= Hemaka Amarasuriya =

Sri Lankan businessman

Hemaka Amarasuriya is a Sri Lankan corporate leader and executive, who holds and has held many corporate positions in Sri Lanka and the region. He was the former chairman and CEO of Singer Sri Lanka. He is also the chairman of Sri Lanka Insurance, Nations Trust Bank and NDB Group.

== Biography ==
Amarasuriya was born to Thomas Amarasuriya, OBE the President of the Senate of Ceylon and his brother is M. J. C. Amarasuriya He was educated at Mahinda College Galle and Royal College Colombo.
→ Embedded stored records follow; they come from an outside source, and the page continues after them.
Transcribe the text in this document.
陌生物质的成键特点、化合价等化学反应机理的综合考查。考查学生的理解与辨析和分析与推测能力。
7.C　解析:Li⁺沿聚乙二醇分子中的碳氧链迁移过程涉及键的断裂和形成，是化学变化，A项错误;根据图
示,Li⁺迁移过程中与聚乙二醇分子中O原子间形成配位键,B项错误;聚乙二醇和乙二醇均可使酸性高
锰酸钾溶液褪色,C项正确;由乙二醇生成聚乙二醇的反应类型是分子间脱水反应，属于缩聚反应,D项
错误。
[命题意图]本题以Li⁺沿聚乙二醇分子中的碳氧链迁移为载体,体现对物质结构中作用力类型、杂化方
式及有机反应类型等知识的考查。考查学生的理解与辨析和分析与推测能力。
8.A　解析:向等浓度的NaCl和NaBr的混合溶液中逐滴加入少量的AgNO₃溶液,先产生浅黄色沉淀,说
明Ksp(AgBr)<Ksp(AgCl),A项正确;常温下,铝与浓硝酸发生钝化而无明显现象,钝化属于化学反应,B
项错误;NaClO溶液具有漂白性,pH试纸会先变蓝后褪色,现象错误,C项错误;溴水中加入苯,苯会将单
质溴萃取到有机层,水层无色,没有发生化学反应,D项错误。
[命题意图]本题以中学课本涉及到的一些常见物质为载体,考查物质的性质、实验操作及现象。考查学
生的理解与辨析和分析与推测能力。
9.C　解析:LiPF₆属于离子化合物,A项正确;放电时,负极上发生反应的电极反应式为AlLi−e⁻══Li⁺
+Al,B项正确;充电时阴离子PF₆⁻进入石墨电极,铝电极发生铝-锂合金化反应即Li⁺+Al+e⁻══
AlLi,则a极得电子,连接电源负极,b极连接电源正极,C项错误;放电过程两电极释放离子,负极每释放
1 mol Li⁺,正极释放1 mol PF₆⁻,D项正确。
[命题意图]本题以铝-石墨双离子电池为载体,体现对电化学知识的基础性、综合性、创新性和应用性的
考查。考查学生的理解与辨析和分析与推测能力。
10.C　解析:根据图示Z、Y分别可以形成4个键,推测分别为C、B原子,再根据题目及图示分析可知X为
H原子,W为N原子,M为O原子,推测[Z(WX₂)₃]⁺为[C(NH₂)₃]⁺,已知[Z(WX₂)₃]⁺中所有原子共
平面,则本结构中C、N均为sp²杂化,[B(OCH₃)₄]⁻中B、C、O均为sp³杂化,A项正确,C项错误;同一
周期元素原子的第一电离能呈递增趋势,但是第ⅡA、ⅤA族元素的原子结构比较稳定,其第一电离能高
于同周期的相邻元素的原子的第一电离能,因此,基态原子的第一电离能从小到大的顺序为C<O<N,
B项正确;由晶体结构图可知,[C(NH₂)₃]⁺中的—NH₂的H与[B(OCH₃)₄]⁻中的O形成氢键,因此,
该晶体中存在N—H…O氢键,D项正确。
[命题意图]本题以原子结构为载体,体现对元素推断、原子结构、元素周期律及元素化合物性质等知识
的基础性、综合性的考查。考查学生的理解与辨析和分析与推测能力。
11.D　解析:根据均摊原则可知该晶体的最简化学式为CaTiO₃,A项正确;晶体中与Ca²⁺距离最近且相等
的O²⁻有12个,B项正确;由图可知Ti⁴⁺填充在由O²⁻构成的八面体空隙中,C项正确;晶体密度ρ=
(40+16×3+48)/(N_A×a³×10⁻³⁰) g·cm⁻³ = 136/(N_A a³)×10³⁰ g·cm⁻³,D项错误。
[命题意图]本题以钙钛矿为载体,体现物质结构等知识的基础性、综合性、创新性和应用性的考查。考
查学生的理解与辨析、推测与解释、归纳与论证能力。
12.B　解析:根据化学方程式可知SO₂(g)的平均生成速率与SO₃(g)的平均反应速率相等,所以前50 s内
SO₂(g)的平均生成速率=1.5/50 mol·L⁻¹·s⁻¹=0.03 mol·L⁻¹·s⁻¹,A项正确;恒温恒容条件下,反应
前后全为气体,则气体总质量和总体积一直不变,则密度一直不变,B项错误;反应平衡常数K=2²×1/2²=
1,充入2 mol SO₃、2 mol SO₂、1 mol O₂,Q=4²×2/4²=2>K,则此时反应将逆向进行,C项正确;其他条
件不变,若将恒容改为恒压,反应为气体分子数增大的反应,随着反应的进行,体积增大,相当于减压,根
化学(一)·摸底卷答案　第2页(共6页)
Studying at the Institute of Chartered Accountants of Sri Lanka, he qualified as a Chartered Accountant following training at Ernst & Young. He later became a Fellow of the Institute of Chartered Accountants of Sri Lanka, Fellow of the Chartered Institute of Management Accountants and a Fellow of the Chartered Institute of Marketing.

In 1973, he was appointed as the Chief Accountant at Singer Industries and in 1977 he became the Finance Director of Singer (Sri Lanka). In 1983, he was the acting CEO and in 1984 he was appointed as the Singapore Country Manager. He gained a Diploma in Advanced Marketing Strategy from the University of New York and was appointed Chairmen and CEO of Singer (Sri Lanka) at year. In 1995, he was made a Regional Manager for Singer Worldwide and in 2004 he was appointed as a Corporate Vice President of Singer International. He was founder president of the Chartered Institute of Marketing (Sri Lanka Region).